Transcribo con vergüenza lo que escribió en su columna sabatina de LA PATRIA del 17 de noviembre de 2012 Alejandro Samper Arango, porque con ello empuerco este espacio y posiblemente ofenda a algunos lectores. Así se expresó: “Aunque no le han detectado enfermedades de transmisión sexual, hay quienes dicen que Roy Barreras es una ladilla, otros, más atrevidos, que es una gonorrea”. Que esto quede impreso en Q’hubo, aunque no me parece adecuado, pase, porque de bajezas como ésa se nutren sus enfebrecidos clientes; pero que lo publique LA PATRIA, medio de comunicación caldense, honrado en épocas mejores por Rafael Arango Villegas, Luis Donoso y Silvio Villegas con sus geniales e imperecederos escritos, reduce nuestro diario a periodicucho. Es una lástima y un desperdicio que en un columnista que, aparentemente, tiene ‘máiz’ en el zarzo, su criterio esté en los jarretes. ***

En aquella época, nuestro país estaba consagrado al Sagrado Corazón de Jesús. ¿Lo estará también hoy?

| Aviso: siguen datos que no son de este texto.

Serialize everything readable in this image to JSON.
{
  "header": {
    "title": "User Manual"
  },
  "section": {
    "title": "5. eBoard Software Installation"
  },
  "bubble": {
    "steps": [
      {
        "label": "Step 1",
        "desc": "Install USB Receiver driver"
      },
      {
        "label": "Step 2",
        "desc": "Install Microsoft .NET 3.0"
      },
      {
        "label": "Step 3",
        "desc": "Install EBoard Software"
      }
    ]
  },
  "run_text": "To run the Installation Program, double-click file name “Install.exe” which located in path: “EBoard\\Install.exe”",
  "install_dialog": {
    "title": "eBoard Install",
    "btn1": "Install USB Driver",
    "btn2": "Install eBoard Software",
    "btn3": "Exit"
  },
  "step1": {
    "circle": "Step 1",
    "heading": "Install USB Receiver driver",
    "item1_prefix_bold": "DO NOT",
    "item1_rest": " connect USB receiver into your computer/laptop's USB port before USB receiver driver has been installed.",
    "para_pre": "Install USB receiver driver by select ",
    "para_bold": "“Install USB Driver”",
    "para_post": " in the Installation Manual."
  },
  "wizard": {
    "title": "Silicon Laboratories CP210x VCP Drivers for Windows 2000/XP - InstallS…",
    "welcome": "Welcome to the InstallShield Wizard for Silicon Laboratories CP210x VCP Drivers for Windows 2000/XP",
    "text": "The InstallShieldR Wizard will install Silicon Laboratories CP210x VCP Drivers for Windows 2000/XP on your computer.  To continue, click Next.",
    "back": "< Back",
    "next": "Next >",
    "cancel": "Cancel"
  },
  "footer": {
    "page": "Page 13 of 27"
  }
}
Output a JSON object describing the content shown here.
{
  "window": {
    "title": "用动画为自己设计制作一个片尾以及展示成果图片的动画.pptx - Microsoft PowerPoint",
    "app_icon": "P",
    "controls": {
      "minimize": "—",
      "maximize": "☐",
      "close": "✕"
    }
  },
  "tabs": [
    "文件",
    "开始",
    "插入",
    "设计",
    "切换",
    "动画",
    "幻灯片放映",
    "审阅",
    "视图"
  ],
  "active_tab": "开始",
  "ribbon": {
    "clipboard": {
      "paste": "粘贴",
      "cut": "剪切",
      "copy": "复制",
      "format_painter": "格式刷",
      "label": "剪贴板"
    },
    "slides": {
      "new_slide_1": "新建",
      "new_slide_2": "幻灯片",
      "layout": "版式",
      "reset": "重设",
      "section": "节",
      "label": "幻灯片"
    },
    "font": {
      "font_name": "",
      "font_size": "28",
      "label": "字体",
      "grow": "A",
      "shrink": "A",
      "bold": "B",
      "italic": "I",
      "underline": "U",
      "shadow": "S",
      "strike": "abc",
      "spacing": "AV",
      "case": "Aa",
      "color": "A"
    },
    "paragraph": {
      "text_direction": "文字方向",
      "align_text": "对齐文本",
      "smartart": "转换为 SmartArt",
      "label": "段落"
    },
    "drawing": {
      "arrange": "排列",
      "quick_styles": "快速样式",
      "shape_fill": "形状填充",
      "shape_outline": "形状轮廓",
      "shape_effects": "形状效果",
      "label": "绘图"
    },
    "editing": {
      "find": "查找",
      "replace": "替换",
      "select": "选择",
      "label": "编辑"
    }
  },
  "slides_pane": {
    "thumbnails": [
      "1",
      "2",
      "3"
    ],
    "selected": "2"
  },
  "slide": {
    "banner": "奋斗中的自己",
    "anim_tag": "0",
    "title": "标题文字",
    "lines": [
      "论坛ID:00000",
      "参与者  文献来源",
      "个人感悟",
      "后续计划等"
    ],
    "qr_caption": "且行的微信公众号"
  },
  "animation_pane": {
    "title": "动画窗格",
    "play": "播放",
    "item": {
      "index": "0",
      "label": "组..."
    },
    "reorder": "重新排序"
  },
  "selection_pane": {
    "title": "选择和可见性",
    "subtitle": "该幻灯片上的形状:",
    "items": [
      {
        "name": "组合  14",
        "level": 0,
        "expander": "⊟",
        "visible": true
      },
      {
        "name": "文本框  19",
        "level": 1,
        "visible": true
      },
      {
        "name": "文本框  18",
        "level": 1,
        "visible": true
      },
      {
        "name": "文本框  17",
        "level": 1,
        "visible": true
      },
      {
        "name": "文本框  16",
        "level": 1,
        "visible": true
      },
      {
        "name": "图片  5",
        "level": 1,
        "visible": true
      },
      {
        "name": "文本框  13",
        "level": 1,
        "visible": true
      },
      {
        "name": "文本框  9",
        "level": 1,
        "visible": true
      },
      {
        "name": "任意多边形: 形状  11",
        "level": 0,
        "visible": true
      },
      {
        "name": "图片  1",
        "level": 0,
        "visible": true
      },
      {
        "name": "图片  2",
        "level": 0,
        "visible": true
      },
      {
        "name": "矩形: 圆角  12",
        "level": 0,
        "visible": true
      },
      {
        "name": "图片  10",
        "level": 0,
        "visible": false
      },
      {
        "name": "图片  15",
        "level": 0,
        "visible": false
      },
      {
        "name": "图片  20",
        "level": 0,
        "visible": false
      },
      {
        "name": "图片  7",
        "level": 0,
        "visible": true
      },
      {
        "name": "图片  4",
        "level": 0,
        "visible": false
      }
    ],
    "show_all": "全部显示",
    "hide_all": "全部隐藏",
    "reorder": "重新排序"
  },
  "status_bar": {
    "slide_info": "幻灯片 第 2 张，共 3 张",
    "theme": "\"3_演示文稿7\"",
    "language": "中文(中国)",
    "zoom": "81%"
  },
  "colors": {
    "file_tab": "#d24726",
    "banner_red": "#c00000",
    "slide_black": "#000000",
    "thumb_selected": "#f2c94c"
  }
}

Y, ¿por qué no?, si en ese entonces en Colombia había también muchos colombianos… Por las mismas calendas, los católicos acostumbraban consagrarle el hogar, entronizando su imagen en él por medio de una ceremonia religiosa, llamada Entronización del Sagrado Corazón de Jesús. No ‘intronización’, pronunciación pueblerina que el escritor Eduardo García Aguilar recibió de sus “tías abuelas, que llegaban desde la provincia del oriente de Caldas, vestidas de negro, y ancianas de otros siglos con nombres como Dolores o Encarnación…” (LA PATRIA, 18/11/2012), pues, aunque hablando de otra cosa y equivocadamente, escribió: “…intronizando una ideología nacionalista y anti imperialista” (Ibídem, 11/11/2012). Digo equivocadamente, porque ‘entronizar’, en su acepción primaria, es “poner a alguien en el trono”; también, “ensalzar a alguien, colocarlo en alto estado”. La ceremonia religiosa, no litúrgica, de los católicos consistía en colocar, por primera vez, un cuadro del Sagrado Corazón de Jesús en una vivienda, tradicionalmente en la sala, acción acompañada de alguna oración, la señal de la cruz y la aspersión del agua bendita sobre la imagen y los asistentes. Además: ‘Anti-’ es prefijo, por lo que debe ir pegado de ‘imperialista’. Para que sepa, no más. ***

Oportunidad: Los andenes de la VEINTITRÉS ya nos les pertenecen a los manizaleños ni a sus invitados, sino a cualquiera que desee montar un negocio.